""""""""""""""""""""""""""""""""""""""""""""""""""""""""""""""""""""""
   MAKING SUB-SELECTS, OUTER JOINS, & RULES FASTER
   """"""""""""""""""""""""""""""""""""""""""""""""""""""""""""""""""""""
   PRODUCT   :  R:BASE                  VERSION      :  3.1
   CATEGORY  :  PROGRAMMING             SUBCATEGORY  :  TOOLS
   """"""""""""""""""""""""""""""""""""""""""""""""""""""""""""""""""""""

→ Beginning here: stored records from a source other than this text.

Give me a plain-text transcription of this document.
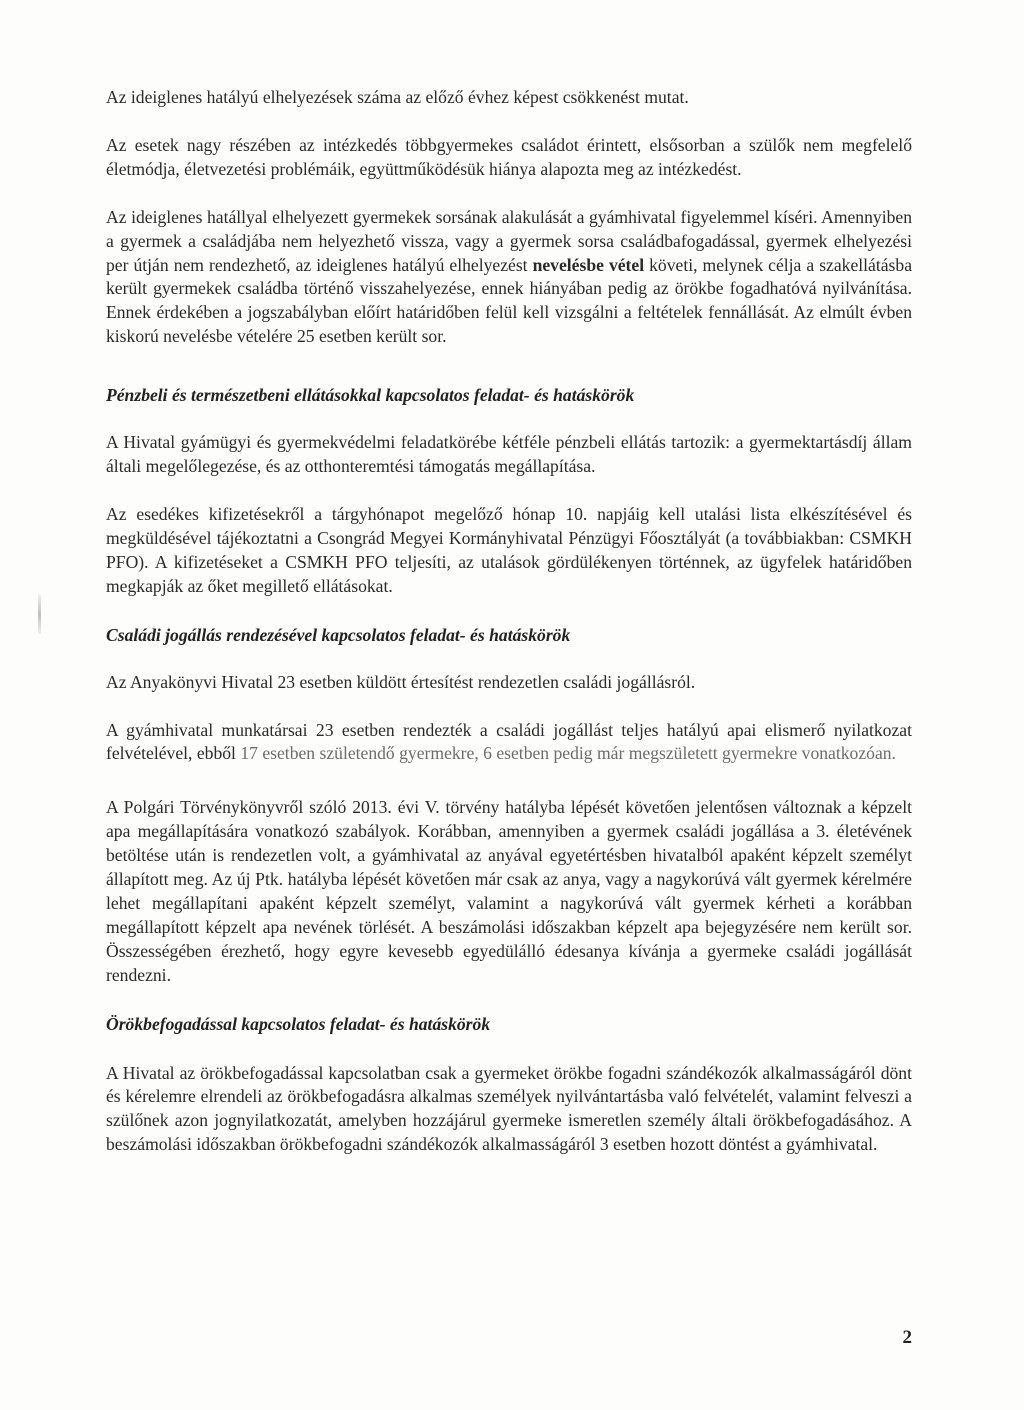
Az ideiglenes hatályú elhelyezések száma az előző évhez képest csökkenést mutat.

Az esetek nagy részében az intézkedés többgyermekes családot érintett, elsősorban a szülők nem megfelelő életmódja, életvezetési problémáik, együttműködésük hiánya alapozta meg az intézkedést.

Az ideiglenes hatállyal elhelyezett gyermekek sorsának alakulását a gyámhivatal figyelemmel kíséri. Amennyiben a gyermek a családjába nem helyezhető vissza, vagy a gyermek sorsa családbafogadással, gyermek elhelyezési per útján nem rendezhető, az ideiglenes hatályú elhelyezést nevelésbe vétel követi, melynek célja a szakellátásba került gyermekek családba történő visszahelyezése, ennek hiányában pedig az örökbe fogadhatóvá nyilvánítása. Ennek érdekében a jogszabályban előírt határidőben felül kell vizsgálni a feltételek fennállását. Az elmúlt évben kiskorú nevelésbe vételére 25 esetben került sor.

Pénzbeli és természetbeni ellátásokkal kapcsolatos feladat- és hatáskörök

A Hivatal gyámügyi és gyermekvédelmi feladatkörébe kétféle pénzbeli ellátás tartozik: a gyermektartásdíj állam általi megelőlegezése, és az otthonteremtési támogatás megállapítása.

Az esedékes kifizetésekről a tárgyhónapot megelőző hónap 10. napjáig kell utalási lista elkészítésével és megküldésével tájékoztatni a Csongrád Megyei Kormányhivatal Pénzügyi Főosztályát (a továbbiakban: CSMKH PFO). A kifizetéseket a CSMKH PFO teljesíti, az utalások gördülékenyen történnek, az ügyfelek határidőben megkapják az őket megillető ellátásokat.

Családi jogállás rendezésével kapcsolatos feladat- és hatáskörök

Az Anyakönyvi Hivatal 23 esetben küldött értesítést rendezetlen családi jogállásról.

A gyámhivatal munkatársai 23 esetben rendezték a családi jogállást teljes hatályú apai elismerő nyilatkozat felvételével, ebből 17 esetben születendő gyermekre, 6 esetben pedig már megszületett gyermekre vonatkozóan.

A Polgári Törvénykönyvről szóló 2013. évi V. törvény hatályba lépését követően jelentősen változnak a képzelt apa megállapítására vonatkozó szabályok. Korábban, amennyiben a gyermek családi jogállása a 3. életévének betöltése után is rendezetlen volt, a gyámhivatal az anyával egyetértésben hivatalból apaként képzelt személyt állapított meg. Az új Ptk. hatályba lépését követően már csak az anya, vagy a nagykorúvá vált gyermek kérelmére lehet megállapítani apaként képzelt személyt, valamint a nagykorúvá vált gyermek kérheti a korábban megállapított képzelt apa nevének törlését. A beszámolási időszakban képzelt apa bejegyzésére nem került sor. Összességében érezhető, hogy egyre kevesebb egyedülálló édesanya kívánja a gyermeke családi jogállását rendezni.

Örökbefogadással kapcsolatos feladat- és hatáskörök

A Hivatal az örökbefogadással kapcsolatban csak a gyermeket örökbe fogadni szándékozók alkalmasságáról dönt és kérelemre elrendeli az örökbefogadásra alkalmas személyek nyilvántartásba való felvételét, valamint felveszi a szülőnek azon jognyilatkozatát, amelyben hozzájárul gyermeke ismeretlen személy általi örökbefogadásához. A beszámolási időszakban örökbefogadni szándékozók alkalmasságáról 3 esetben hozott döntést a gyámhivatal.

2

   By making sub-SELECTs faster, you can speed up the commands, outer
   joins, and rules that use them in their WHERE clauses.
 
 
   Introduction to Sub-SELECTs
   """""""""""""""""""""""""""
   For an introduction to sub-SELECTs, outer joins, and other SQL SELECT
   concepts, read the September/October 1990 R:BASE EXCHANGE, especially
   "Introducing SQL SELECT" and "SQL Outer Join Makes Budget Management
   Easier."
 
   A sub-SELECT is a SELECT command enclosed in parentheses and used in a
   WHERE clause on any command. A sub-SELECT returns a list of values
   that are compared to another value using this structure:
 
     ...WHERE colname OP (sub-SELECT)
 
   "OP" is the operator--IN or NOT IN are the most frequently used
   operators with a sub-SELECT.
 
   It's called a sub-SELECT because it's not the main command. It's
   subordinate to the main command. The main command could be SELECT,
   EDIT USING, PRINT, EDIT, BROWSE or any other command that can use a
   WHERE clause.
 
 
   Faster Sub-SELECTs
   """"""""""""""""""
   The operator tells R:BASE how to compare the list of items returned by
   the sub-SELECT to the list of rows requested by the main command.
   R:BASE doesn't use indexes to speed up this comparison, so it's
   important to use other techniques. Here are four ways to speed up a
   sub-SELECT:
 
     o  Replace the sub-SELECT with a multi-table SELECT.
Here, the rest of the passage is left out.